In a decade when few prominent artists or writers are truly engaged in politics, particularly in this country, it is difficult to imagine a poet so much at the center of things as Vladimir Mayakovsky was during the Russian Revolution. It was a time of intense literary and artistic production, and as leader of the second wave of Futurism, Mayakovsky worked to change the way people created, understood and participated in art. But he was an ever-contradictory figure, one who would embrace Pushkin while also calling to destroy the static art of the past, and his poems’ lyricism and unapologetic internationalism — with nods to Whitman and Rimbaud — set him well beyond the polemical.
The message we get from Almereyda’s edition on the poet (the first to provide new translations in over 30 years) is that Mayakovsky’s legacy has been stifled. Disenchanted by Stalinist reforms, he took his own life in 1930. Despite his apparent dissatisfaction with the results of the revolution, his old Bolshevik comrades made a martyr of him, but the sophistication and vitality of his later poetry seems to have been glossed over or ignored. Still, he would be an inspiration to generations of American poets, as William Carlos Williams adopted the fragmented long lines, and Frank O’Hara and Ron Padgett mimicked his exuberant sound. But the Hirshman/Ehrlich translations that have since been available to English readers fall flat on the page compared with the work of Almereyda’s new translators. The texture and bluntness of Mayakovsky’s aggressive verse was buried in subtlety, and it’s exciting to see it restored.

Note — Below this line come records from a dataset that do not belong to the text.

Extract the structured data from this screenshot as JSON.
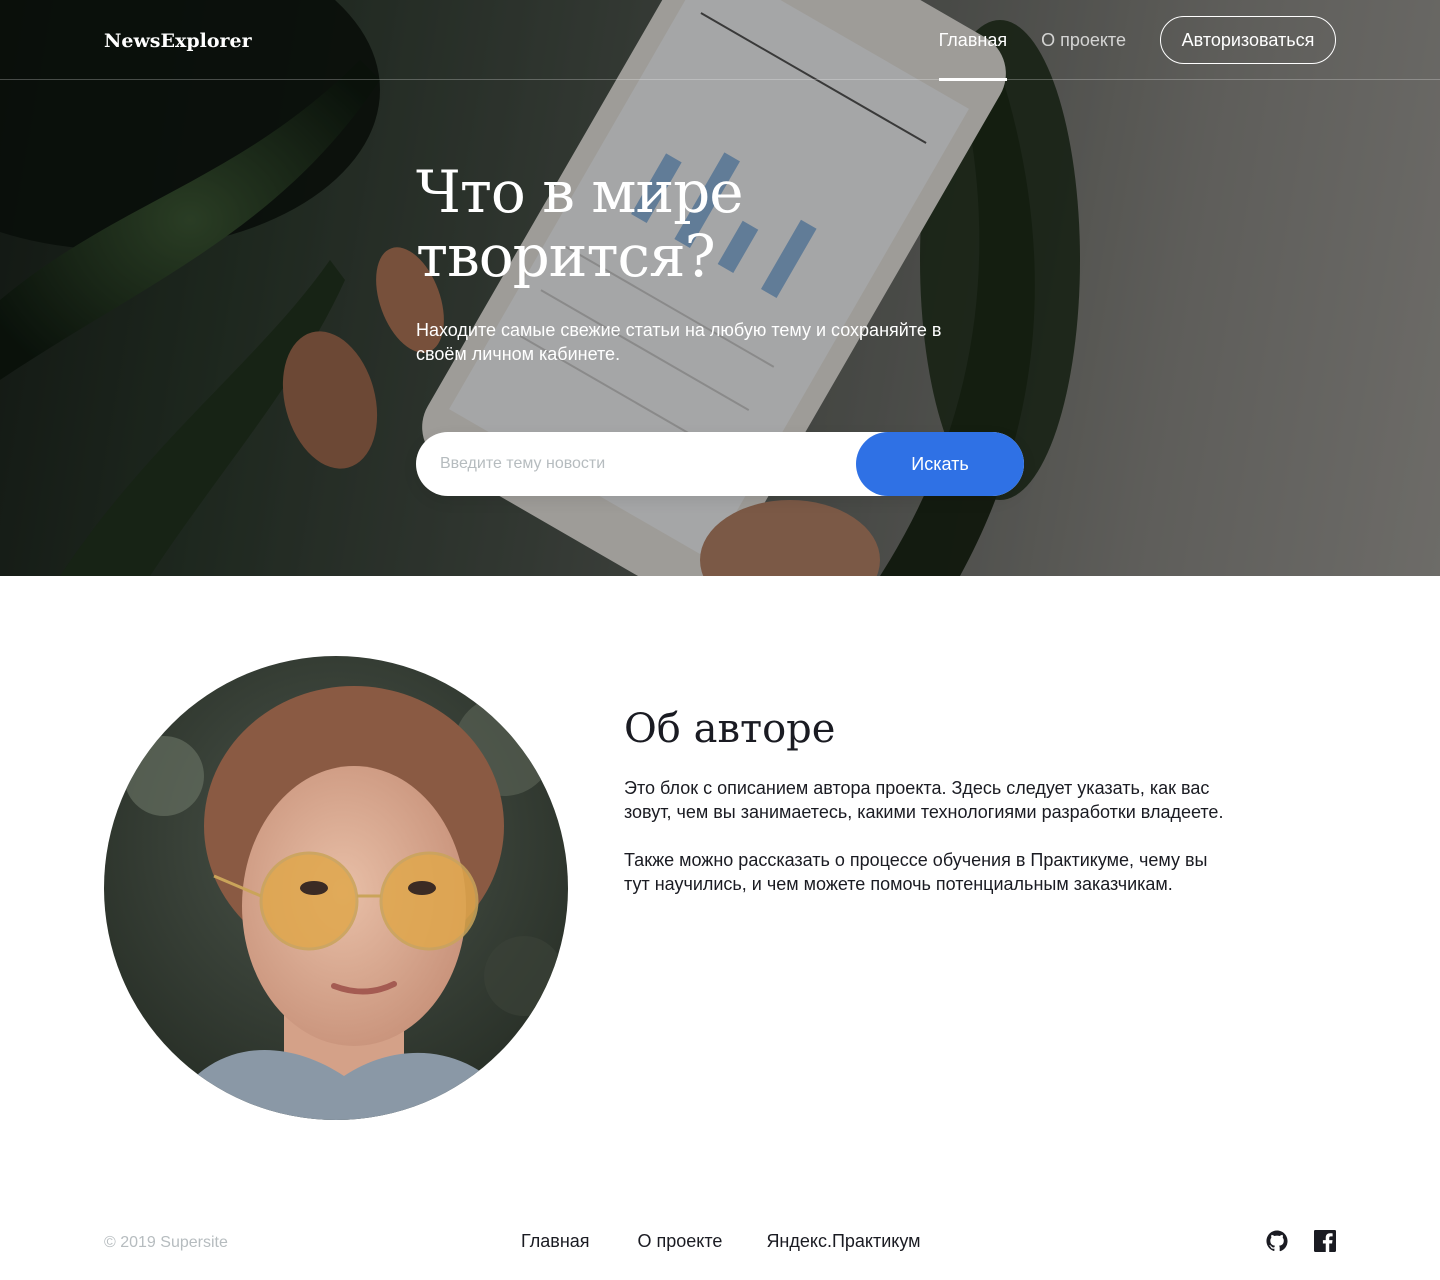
{
  "header": {
    "logo": "NewsExplorer",
    "nav": [
      {
        "label": "Главная",
        "active": true
      },
      {
        "label": "О проекте",
        "active": false
      }
    ],
    "auth_label": "Авторизоваться"
  },
  "hero": {
    "title": "Что в мире творится?",
    "subtitle": "Находите самые свежие статьи на любую тему и сохраняйте в своём личном кабинете.",
    "search_placeholder": "Введите тему новости",
    "search_button": "Искать"
  },
  "about": {
    "title": "Об авторе",
    "paragraphs": [
      "Это блок с описанием автора проекта. Здесь следует указать, как вас зовут, чем вы занимаетесь, какими технологиями разработки владеете.",
      "Также можно рассказать о процессе обучения в Практикуме, чему вы тут научились, и чем можете помочь потенциальным заказчикам."
    ]
  },
  "footer": {
    "copyright": "© 2019  Supersite",
    "links": [
      "Главная",
      "О проекте",
      "Яндекс.Практикум"
    ],
    "socials": [
      "github-icon",
      "facebook-icon"
    ]
  },
  "colors": {
    "accent": "#2f71e5",
    "text": "#1a1b22",
    "muted": "#b6bcbf"
  }
}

Night also creates a narrative of Mayakovsky’s life. Considerable attention is paid to the ménage a trois between him, his publisher and his publisher’s wife, who lived together for several years. Though much of the text comes from biographies and memoirs, along with original essays by the editor and his colleagues, the most heartfelt and enriching entries are reprints from John Berger and Boris Pasternak, who both write of Mayakovsky with a level of empathy and critical lucidity that is difficult for the others to match.